Perante esta “desproporção enorme”, Medina afirmou que “não é materialmente possível imaginar que, no Castelo, temos dois carros por residência”. Antes, uma habitante da Costa do Castelo que queixou-se de não poder parquear o segundo carro mais do que meia hora. “Não posso ir a casa dormir com o meu marido”, lamentou.

Câmara, uma “caixa de carimbos”?

Na reunião, que começou pelas 18h30 e só terminou muito depois das 24h, os moradores aproveitaram também para se queixar de uma situação que há muito os vem preocupando: o ruído e a vida noturna. Na intervenção mais aplaudida do serão, Miguel Moreira classificou a vida no Cais do Sodré como um “estado de sítio” e, pouco depois, como “um estado de guerra”. “Pensa-se em tudo menos nas pessoas”, disse o munícipe, acusando a câmara de ter “falta de pensamento filosófico” ao permitir a proliferação de hotéis, bares e de apartamentos para turistas naquela zona e adjacentes.

Medina recusou a ideia de que a câmara promova o aumento de bares no centro histórico e preferiu salientar a importância da reabilitação daquela zona. “A câmara é dona de uma igreja, mas não de nenhum bar”, ironizou, acrescentando depois que a autarquia, à semelhança de todas as outras, não pode impedir ninguém de abrir um hotel, um hostel ou um bar.

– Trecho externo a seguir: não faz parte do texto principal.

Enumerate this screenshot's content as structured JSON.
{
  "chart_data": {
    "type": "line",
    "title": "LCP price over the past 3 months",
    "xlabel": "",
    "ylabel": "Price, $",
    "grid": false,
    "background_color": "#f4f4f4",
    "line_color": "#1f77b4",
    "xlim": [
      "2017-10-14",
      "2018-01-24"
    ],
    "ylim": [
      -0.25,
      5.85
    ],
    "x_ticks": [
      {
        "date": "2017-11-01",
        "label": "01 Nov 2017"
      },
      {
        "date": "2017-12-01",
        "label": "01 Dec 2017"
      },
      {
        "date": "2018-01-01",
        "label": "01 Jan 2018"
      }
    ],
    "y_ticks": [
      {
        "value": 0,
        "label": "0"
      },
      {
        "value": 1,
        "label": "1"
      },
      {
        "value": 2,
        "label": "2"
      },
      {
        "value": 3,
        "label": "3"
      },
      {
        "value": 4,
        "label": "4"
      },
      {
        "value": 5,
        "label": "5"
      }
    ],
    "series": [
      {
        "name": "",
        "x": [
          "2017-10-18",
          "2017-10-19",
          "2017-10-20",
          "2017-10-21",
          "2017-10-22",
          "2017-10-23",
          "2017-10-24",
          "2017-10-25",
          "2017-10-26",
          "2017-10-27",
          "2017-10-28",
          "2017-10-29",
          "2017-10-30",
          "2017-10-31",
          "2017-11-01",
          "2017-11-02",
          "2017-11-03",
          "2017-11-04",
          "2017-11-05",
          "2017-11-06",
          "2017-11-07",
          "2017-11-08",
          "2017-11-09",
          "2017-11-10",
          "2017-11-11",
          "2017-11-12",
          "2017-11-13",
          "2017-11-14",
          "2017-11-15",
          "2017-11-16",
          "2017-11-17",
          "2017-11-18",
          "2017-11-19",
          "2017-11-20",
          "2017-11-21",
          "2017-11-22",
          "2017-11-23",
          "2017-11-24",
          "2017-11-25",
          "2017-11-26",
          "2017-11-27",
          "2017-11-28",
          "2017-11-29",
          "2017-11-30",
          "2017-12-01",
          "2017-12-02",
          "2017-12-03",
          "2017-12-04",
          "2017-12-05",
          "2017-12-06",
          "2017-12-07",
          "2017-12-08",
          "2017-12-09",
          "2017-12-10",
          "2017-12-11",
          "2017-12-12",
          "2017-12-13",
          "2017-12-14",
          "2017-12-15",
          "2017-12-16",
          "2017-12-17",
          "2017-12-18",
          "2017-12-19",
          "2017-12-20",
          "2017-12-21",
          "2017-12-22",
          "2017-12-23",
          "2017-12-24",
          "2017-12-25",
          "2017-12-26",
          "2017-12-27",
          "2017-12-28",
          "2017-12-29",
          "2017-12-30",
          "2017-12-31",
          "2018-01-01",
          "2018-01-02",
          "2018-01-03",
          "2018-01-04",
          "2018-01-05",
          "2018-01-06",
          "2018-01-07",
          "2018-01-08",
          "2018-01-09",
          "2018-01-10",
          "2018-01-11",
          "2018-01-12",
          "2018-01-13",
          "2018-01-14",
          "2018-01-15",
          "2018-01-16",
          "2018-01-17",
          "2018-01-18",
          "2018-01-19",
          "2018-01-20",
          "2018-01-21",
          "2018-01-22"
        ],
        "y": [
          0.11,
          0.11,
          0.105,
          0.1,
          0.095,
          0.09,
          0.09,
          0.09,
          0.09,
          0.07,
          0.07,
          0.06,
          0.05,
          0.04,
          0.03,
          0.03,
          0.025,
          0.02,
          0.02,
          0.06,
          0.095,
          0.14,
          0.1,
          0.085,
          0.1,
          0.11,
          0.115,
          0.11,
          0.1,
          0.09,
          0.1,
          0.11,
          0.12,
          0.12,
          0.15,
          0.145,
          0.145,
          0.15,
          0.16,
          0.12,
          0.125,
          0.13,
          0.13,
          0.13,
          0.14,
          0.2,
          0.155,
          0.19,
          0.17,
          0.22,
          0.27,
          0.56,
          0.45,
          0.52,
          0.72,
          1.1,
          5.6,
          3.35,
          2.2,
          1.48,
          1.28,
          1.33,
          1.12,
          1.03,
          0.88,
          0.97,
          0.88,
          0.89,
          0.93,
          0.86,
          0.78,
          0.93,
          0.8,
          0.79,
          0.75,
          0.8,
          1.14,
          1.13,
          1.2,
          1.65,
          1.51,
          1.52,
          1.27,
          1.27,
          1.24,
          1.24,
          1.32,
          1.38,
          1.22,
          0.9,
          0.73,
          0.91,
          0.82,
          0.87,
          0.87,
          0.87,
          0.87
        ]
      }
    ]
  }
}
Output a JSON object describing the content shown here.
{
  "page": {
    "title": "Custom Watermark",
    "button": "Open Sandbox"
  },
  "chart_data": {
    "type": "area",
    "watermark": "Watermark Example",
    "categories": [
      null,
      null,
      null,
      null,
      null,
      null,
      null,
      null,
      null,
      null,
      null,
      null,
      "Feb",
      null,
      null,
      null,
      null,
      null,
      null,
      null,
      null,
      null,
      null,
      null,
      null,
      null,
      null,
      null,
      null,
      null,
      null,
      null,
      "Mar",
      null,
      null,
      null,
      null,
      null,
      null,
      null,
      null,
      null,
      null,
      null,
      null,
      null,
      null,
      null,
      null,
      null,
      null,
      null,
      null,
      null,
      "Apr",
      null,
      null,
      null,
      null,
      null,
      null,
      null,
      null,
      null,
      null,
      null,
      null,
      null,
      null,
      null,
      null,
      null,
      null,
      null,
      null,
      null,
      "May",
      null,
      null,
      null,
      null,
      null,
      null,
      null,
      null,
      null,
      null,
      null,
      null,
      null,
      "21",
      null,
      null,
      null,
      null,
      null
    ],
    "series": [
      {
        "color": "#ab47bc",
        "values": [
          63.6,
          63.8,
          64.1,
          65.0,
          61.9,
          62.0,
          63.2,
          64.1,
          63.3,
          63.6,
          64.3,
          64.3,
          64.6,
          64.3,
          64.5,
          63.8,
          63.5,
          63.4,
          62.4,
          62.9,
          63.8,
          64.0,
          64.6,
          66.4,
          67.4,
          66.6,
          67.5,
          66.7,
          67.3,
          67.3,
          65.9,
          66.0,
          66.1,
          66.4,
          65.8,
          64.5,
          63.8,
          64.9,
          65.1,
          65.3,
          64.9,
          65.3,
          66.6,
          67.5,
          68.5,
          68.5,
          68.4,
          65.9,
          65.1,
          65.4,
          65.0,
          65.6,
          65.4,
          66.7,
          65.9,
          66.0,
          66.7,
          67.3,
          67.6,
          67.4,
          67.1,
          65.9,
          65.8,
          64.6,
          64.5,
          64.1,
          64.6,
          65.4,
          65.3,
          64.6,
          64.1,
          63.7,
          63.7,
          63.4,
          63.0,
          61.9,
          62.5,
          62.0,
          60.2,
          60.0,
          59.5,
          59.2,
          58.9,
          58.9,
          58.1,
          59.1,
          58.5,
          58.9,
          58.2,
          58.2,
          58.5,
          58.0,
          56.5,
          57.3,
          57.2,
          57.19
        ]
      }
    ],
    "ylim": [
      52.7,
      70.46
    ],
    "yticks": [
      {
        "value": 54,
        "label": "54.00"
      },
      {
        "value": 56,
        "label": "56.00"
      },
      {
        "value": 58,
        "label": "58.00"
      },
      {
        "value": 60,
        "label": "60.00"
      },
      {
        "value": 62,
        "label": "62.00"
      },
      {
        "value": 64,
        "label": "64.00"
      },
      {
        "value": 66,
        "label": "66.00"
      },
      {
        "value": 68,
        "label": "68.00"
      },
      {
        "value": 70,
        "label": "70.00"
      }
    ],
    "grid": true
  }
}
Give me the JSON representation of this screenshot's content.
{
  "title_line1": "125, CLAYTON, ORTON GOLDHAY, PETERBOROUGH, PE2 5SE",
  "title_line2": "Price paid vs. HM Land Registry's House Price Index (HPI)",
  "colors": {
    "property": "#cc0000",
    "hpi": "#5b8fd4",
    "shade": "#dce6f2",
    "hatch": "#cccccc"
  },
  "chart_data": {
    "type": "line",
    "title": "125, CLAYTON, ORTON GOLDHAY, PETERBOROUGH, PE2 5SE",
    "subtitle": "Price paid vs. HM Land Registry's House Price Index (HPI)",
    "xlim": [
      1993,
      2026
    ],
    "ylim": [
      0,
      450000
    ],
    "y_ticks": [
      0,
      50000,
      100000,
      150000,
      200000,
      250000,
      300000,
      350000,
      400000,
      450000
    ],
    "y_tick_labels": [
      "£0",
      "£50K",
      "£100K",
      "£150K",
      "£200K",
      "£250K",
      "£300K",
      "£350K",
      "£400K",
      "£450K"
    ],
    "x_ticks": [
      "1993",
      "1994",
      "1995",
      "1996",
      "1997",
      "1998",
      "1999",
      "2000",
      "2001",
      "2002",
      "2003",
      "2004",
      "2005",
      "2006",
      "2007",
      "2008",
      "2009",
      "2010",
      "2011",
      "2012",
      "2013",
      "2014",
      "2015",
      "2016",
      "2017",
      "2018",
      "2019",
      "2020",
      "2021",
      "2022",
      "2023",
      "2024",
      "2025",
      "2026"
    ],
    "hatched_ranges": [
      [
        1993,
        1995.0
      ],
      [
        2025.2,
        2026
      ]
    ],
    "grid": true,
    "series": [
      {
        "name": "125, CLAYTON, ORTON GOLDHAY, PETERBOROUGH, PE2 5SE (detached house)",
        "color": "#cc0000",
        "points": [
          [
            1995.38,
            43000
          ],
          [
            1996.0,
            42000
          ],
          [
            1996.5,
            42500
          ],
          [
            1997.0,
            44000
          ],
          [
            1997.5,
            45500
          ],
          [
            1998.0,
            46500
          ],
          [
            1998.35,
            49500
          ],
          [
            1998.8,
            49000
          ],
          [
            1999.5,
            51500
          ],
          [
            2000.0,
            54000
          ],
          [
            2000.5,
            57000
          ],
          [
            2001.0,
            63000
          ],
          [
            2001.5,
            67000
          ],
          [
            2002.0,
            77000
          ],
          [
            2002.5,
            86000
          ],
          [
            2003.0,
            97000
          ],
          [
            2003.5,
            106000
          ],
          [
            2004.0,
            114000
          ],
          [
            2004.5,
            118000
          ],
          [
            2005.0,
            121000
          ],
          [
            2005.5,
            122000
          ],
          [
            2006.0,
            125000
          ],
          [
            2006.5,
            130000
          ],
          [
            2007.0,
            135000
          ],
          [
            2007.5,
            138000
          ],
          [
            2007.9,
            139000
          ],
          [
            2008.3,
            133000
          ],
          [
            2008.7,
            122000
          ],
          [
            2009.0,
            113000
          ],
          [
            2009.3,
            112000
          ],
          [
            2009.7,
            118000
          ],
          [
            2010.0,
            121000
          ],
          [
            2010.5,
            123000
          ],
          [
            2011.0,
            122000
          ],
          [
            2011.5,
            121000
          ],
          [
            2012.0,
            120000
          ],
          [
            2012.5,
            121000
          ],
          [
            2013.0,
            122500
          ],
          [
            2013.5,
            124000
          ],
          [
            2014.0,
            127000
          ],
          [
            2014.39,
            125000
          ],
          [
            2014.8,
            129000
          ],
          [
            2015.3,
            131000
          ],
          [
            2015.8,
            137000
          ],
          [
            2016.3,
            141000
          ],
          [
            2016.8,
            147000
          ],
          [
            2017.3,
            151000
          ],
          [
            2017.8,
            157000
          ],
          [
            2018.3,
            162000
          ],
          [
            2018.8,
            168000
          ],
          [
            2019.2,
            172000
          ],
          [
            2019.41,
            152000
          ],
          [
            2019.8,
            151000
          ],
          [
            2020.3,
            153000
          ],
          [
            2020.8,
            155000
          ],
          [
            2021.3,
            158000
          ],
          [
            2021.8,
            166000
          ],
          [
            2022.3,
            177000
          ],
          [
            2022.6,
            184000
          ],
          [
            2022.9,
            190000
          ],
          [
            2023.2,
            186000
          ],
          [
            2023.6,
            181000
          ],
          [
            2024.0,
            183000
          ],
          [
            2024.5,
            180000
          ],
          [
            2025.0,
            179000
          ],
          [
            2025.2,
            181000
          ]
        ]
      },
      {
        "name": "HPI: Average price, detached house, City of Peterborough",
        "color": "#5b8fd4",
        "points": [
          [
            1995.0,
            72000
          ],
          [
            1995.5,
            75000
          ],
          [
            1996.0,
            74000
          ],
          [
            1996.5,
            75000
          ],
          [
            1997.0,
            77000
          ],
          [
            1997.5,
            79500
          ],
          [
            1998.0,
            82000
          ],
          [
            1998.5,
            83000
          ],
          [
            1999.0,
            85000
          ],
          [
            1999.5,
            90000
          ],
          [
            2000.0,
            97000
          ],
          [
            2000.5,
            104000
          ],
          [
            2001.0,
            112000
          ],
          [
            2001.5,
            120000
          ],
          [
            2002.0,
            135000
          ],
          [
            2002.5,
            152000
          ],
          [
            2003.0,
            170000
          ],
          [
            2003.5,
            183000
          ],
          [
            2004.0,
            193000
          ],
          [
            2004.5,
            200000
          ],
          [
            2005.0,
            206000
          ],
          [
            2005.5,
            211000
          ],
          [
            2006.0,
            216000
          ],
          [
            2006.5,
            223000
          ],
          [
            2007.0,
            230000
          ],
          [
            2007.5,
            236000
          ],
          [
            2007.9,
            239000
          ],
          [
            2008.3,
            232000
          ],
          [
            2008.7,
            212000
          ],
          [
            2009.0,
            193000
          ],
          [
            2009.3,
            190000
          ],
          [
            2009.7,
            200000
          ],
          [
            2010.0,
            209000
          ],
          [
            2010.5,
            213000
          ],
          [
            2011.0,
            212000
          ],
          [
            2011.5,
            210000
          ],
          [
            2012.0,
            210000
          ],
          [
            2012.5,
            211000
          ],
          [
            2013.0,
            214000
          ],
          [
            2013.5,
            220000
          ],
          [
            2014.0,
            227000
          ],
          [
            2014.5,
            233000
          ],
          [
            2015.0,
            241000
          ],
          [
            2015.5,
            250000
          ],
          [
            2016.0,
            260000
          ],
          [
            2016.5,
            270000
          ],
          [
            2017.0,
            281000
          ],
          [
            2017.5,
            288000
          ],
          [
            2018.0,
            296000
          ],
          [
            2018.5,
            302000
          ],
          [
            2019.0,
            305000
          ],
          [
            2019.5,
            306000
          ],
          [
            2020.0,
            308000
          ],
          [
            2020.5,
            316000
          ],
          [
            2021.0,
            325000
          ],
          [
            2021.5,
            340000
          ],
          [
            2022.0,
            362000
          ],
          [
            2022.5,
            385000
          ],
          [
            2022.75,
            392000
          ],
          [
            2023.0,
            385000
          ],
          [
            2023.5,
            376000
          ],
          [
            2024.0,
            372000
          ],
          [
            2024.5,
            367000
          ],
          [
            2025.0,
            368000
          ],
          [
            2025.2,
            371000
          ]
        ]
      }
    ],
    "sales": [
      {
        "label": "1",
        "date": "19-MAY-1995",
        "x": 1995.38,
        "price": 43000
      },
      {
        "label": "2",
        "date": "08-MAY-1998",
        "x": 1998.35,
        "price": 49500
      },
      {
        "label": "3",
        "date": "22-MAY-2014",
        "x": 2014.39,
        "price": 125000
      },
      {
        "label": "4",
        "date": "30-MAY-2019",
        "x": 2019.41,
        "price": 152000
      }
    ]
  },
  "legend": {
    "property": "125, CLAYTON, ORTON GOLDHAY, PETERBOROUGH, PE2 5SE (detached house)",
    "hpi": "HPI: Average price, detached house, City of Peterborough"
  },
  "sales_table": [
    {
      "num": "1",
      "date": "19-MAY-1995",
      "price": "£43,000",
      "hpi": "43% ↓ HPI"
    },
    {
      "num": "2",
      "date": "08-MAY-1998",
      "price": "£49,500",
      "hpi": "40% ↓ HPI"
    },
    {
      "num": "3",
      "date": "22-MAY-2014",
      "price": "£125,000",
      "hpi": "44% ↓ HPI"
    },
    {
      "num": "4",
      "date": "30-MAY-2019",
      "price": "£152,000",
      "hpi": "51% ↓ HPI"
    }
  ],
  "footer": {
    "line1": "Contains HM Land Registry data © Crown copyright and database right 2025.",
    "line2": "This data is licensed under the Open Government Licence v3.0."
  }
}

A intervenção, que motivou um sururu entre as cerca de 200 pessoas presentes, mereceu igualmente críticas do vereador comunista João Ferreira, que acusou a câmara de se ter tornado “uma caixa de carimbos” para hotéis.

No fim, os presidentes das juntas de Santo António, Santa Maria Maior e Misericórdia associaram-se às queixas dos moradores e exigiram à autarquia soluções para limitar o aumento dos bares, a desregulação de horários, o excesso de ruído e o excesso de oferta hoteleira.